If Josef Albers were alive, he would be celebrating the 124th anniversary of his birth. and while Josef Albers is no longer with us, his legacy lives on in the body of work he created during his life, and his most widely accessible in his book, Interaction of Color.
In the introduction, Albers states, “The aim of such study is to develop — through experience — by trial and error –an eye for color.
Although the error aspect of this method of learning can be time consuming, the trial portion of it can be both enlightening and fun, so today, I continued my own personal quest to develop an eye for color.
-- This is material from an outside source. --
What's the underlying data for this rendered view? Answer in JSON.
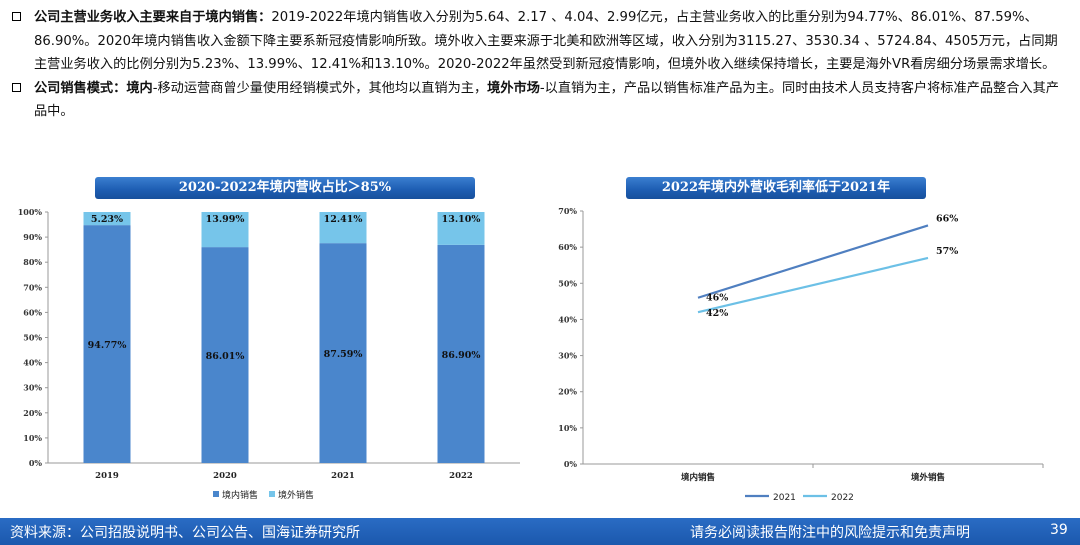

The first stop in my study: Square 34 of Jean Leinhauser’s 101 Crochet Squares. Just before sunset yesterday, I had used two colors (Red Heart Classic grenadine in the center, and Red Heart Super Saver lemon) to complete the first four rounds seen here:
Because I have also been working on the Little Boy Blue blanket, I had a number of blues nearby, and settled on Red Heart Super Saver delft for rounds five, six, and seven. Once I had completed round seven, I was loathe to switch colors as shown in the book and instead of doing the final round of single crochet in my “color B” of lemon as directed in the instructions or framing it with my “color A” of grenadine (bringing me back where I started) I elected to continue through to the end with “color C,” deflt:
I liked the result, but as I had spent a good portion of the day running errands and unraveling a formidable yarn tangle in my crochet empire/guest room, I had little time to waste, and with my hook and yarn at the ready, I began work on a spiral square I discovered earlier this month.
Using my 5.0 mm hook, my stash of Red Heart Super Saver yarn, and this pattern, I started by using medium purple for the central spiral which I bordered with a round of soft navy:
At this point, my spiral/mandala squared seemed as though it might become a three-dimensional bowl rather than a more two-dimensional motif, but after I added a round of shocking pink to begin squaring the circle, it flattened out a bit:
and when I added the final round of tealeaf, it flattened out further and took on a more familiar motif shape:
I know that if I had arranged the order of colors of either motif in any one of the different possible permutations, I would have ended up with squares that look very different from the ones I did make.
And it is this opportunity for reinvention that color offers that I find endlessly engaging.